Technical Observation (on the daily chart):

• Trend and Price Action: TSHA closed at USD 3.15, gaining 7.88% in the latest session, reflecting strong bullish sentiment. The stock market has rebounded from its 50-day moving average (USD 2.87), which acted as immediate support, and remains firmly above the 200-day moving average (USD 2.20), confirming the continuation of its longer-term uptrend. With the recent bounce, the stock is approaching its near-term high of USD 3.40, a critical level that may determine the strength of further momentum.
• Support and Resistance Levels: Key support levels are placed at USD 2.87 (50-day MA) and USD 2.20 (200-day MA), providing a safety cushion against potential pullbacks. On the upside, the immediate resistance lies at USD 3.40, with the next resistance zone positioned around USD 3.80–4.00, where selling pressure could reappear. The RSI at 57.11 remains in neutral-to-bullish territory, suggesting room for further upward movement before entering overbought conditions.
• Technical Outlook: The overall setup favors a bullish bias if the stock sustains above its 50-day MA. A confirmed breakout above USD 3.40 could trigger upside toward the USD 3.80–4.00 range, strengthening the case for trend continuation. However, failure to hold above USD 2.87 may lead to consolidation, with USD 2.20 serving as a strong support base. Overall, TSHA is showing early bullish signals, supported by stabilizing moving averages and improving momentum, pointing toward further potential upside.

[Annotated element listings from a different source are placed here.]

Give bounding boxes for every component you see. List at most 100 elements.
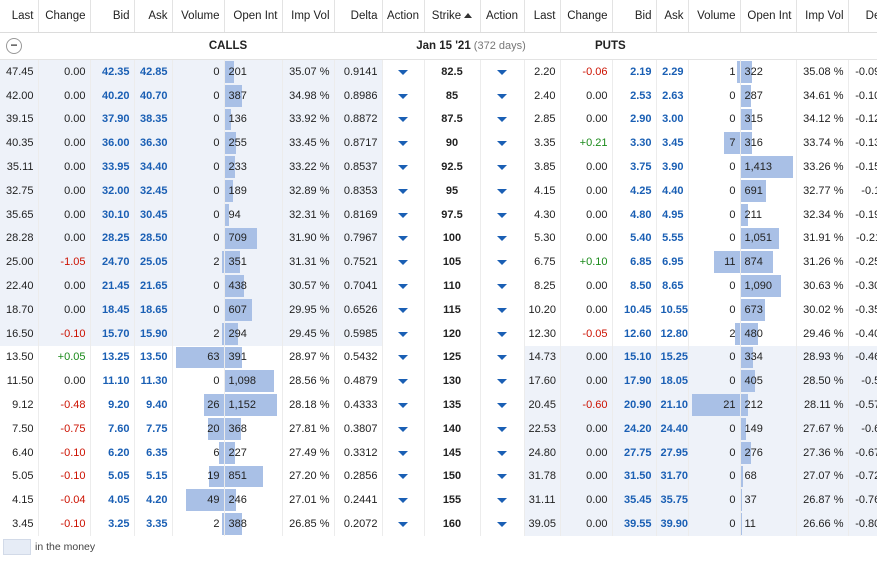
put-ask[interactable]: 2.63: [656, 83, 689, 108]
call-ask[interactable]: 30.45: [134, 202, 173, 227]
call-ask[interactable]: 7.75: [134, 416, 173, 441]
put-ask[interactable]: 10.55: [656, 297, 689, 322]
call-bid[interactable]: 40.20: [90, 83, 135, 108]
call-ask[interactable]: 6.35: [134, 440, 173, 465]
header-strike[interactable]: Strike: [424, 0, 481, 33]
header-call-last[interactable]: Last: [0, 0, 39, 33]
header-put-last[interactable]: Last: [524, 0, 561, 33]
header-call-open-int[interactable]: Open Int: [224, 0, 283, 33]
put-ask[interactable]: 3.00: [656, 107, 689, 132]
put-action-dropdown-icon[interactable]: [497, 188, 507, 194]
call-ask[interactable]: 13.50: [134, 345, 173, 370]
call-ask[interactable]: 3.35: [134, 512, 173, 536]
put-action-dropdown-icon[interactable]: [497, 141, 507, 147]
call-action-dropdown-icon[interactable]: [398, 69, 408, 75]
call-bid[interactable]: 5.05: [90, 464, 135, 489]
put-ask[interactable]: 24.40: [656, 416, 689, 441]
call-ask[interactable]: 42.85: [134, 59, 173, 84]
call-bid[interactable]: 11.10: [90, 369, 135, 394]
header-put-change[interactable]: Change: [560, 0, 613, 33]
put-bid[interactable]: 6.85: [612, 250, 657, 275]
put-bid[interactable]: 35.45: [612, 488, 657, 513]
call-action-dropdown-icon[interactable]: [398, 260, 408, 266]
call-action-dropdown-icon[interactable]: [398, 236, 408, 242]
put-ask[interactable]: 31.70: [656, 464, 689, 489]
put-ask[interactable]: 4.95: [656, 202, 689, 227]
call-action-dropdown-icon[interactable]: [398, 331, 408, 337]
call-bid[interactable]: 9.20: [90, 393, 135, 417]
call-action-dropdown-icon[interactable]: [398, 307, 408, 313]
put-bid[interactable]: 8.50: [612, 274, 657, 298]
call-bid[interactable]: 15.70: [90, 321, 135, 346]
header-put-delta[interactable]: Delta: [848, 0, 877, 33]
put-bid[interactable]: 2.90: [612, 107, 657, 132]
call-action-dropdown-icon[interactable]: [398, 141, 408, 147]
put-action-dropdown-icon[interactable]: [497, 260, 507, 266]
put-ask[interactable]: 3.90: [656, 155, 689, 179]
call-bid[interactable]: 36.00: [90, 131, 135, 156]
call-bid[interactable]: 28.25: [90, 226, 135, 251]
call-action-dropdown-icon[interactable]: [398, 450, 408, 456]
put-ask[interactable]: 21.10: [656, 393, 689, 417]
put-ask[interactable]: 6.95: [656, 250, 689, 275]
call-ask[interactable]: 28.50: [134, 226, 173, 251]
call-action-dropdown-icon[interactable]: [398, 426, 408, 432]
call-bid[interactable]: 32.00: [90, 178, 135, 203]
put-action-dropdown-icon[interactable]: [497, 403, 507, 409]
put-action-dropdown-icon[interactable]: [497, 426, 507, 432]
header-put-imp-vol[interactable]: Imp Vol: [796, 0, 849, 33]
header-put-open-int[interactable]: Open Int: [740, 0, 797, 33]
put-action-dropdown-icon[interactable]: [497, 307, 507, 313]
call-bid[interactable]: 7.60: [90, 416, 135, 441]
call-ask[interactable]: 9.40: [134, 393, 173, 417]
put-action-dropdown-icon[interactable]: [497, 69, 507, 75]
put-ask[interactable]: 4.40: [656, 178, 689, 203]
call-action-dropdown-icon[interactable]: [398, 379, 408, 385]
put-ask[interactable]: 3.45: [656, 131, 689, 156]
header-call-change[interactable]: Change: [38, 0, 91, 33]
call-action-dropdown-icon[interactable]: [398, 498, 408, 504]
put-action-dropdown-icon[interactable]: [497, 284, 507, 290]
call-bid[interactable]: 13.25: [90, 345, 135, 370]
sort-ascending-icon[interactable]: [464, 13, 473, 18]
call-ask[interactable]: 11.30: [134, 369, 173, 394]
call-action-dropdown-icon[interactable]: [398, 522, 408, 528]
call-bid[interactable]: 37.90: [90, 107, 135, 132]
call-ask[interactable]: 15.90: [134, 321, 173, 346]
put-bid[interactable]: 4.80: [612, 202, 657, 227]
header-call-imp-vol[interactable]: Imp Vol: [282, 0, 335, 33]
put-bid[interactable]: 24.20: [612, 416, 657, 441]
call-ask[interactable]: 21.65: [134, 274, 173, 298]
put-action-dropdown-icon[interactable]: [497, 355, 507, 361]
put-bid[interactable]: 2.53: [612, 83, 657, 108]
call-bid[interactable]: 4.05: [90, 488, 135, 513]
header-call-bid[interactable]: Bid: [90, 0, 135, 33]
put-action-dropdown-icon[interactable]: [497, 450, 507, 456]
put-action-dropdown-icon[interactable]: [497, 522, 507, 528]
call-ask[interactable]: 25.05: [134, 250, 173, 275]
call-ask[interactable]: 5.15: [134, 464, 173, 489]
put-ask[interactable]: 18.05: [656, 369, 689, 394]
put-bid[interactable]: 39.55: [612, 512, 657, 536]
call-action-dropdown-icon[interactable]: [398, 355, 408, 361]
call-ask[interactable]: 34.40: [134, 155, 173, 179]
put-ask[interactable]: 39.90: [656, 512, 689, 536]
call-ask[interactable]: 38.35: [134, 107, 173, 132]
put-bid[interactable]: 15.10: [612, 345, 657, 370]
call-action-dropdown-icon[interactable]: [398, 403, 408, 409]
put-bid[interactable]: 27.75: [612, 440, 657, 465]
call-action-dropdown-icon[interactable]: [398, 117, 408, 123]
call-bid[interactable]: 6.20: [90, 440, 135, 465]
call-bid[interactable]: 21.45: [90, 274, 135, 298]
put-ask[interactable]: 27.95: [656, 440, 689, 465]
header-put-bid[interactable]: Bid: [612, 0, 657, 33]
header-call-ask[interactable]: Ask: [134, 0, 173, 33]
call-action-dropdown-icon[interactable]: [398, 284, 408, 290]
call-ask[interactable]: 40.70: [134, 83, 173, 108]
call-ask[interactable]: 36.30: [134, 131, 173, 156]
put-ask[interactable]: 8.65: [656, 274, 689, 298]
put-action-dropdown-icon[interactable]: [497, 117, 507, 123]
put-action-dropdown-icon[interactable]: [497, 331, 507, 337]
header-call-delta[interactable]: Delta: [334, 0, 383, 33]
put-ask[interactable]: 5.55: [656, 226, 689, 251]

 As per the above-mentioned price action, important support near USD 2.80-USD 3.00, momentum in the stock over the last month, and technical indicators analysis, a ‘Speculative Buy’ rating has been given for Taysha Gene Therapies Inc (NASDAQ: TSHA) at the closing price of USD 3.15, as of September 24, 2025. 

Individuals can evaluate the stock based on the support and resistance levels provided in the report in case of keen interest taking into consideration the risk-reward scenario. 

Markets are trading in a highly volatile zone currently due to certain macro-economic issues and prevailing geopolitical tensions. Therefore, it is prudent to follow a cautious approach while investing.

Related Risk: This report may be looked at from a high-risk perspective and a recommendation is provided for a short duration. This report is solely based on technical parameters, and the fundamental performance of the stocks has not been considered in the decision-making process. Other factors which could impact the stock prices include market risks, regulatory risks, interest rates risks, currency risks, social and political instability risks etc. 

Note 1: Past performance is not a reliable indicator of future performance.

Note 2: The reference date for all price data, currency, technical indicators, support, and resistance level is September 24, 2025. The reference data in this report has been partly sourced from REFINITIV.

Note 3: Investment decisions should be made depending on an individual's appetite for upside potential, risks, holding duration, and any previous holdings. An 'Exit' from the stock can be considered if the Target Price mentioned as per the Valuation and or the technical levels provided has been achieved and is subject to the factors discussed above.

Note 4: Target Price refers to a price level that the stock is expected to reach as per the relative valuation method and or technical analysis taking into consideration both short-term and long-term scenarios.

Note 5: ‘Kalkine reports are prepared based on the stock prices captured either from the New York Stock Exchange (NYSE), NASDAQ Capital Markets (NASDAQ), and or REFINITIV. Typically, all sources (NYSE, NASDAQ, or REFINITIV) may reflect stock prices with a delay which could be a lag of 15-20 minutes. There can be no assurance that future results or events will be consistent with the information provided in the report. The information is subject to change without any prior notice.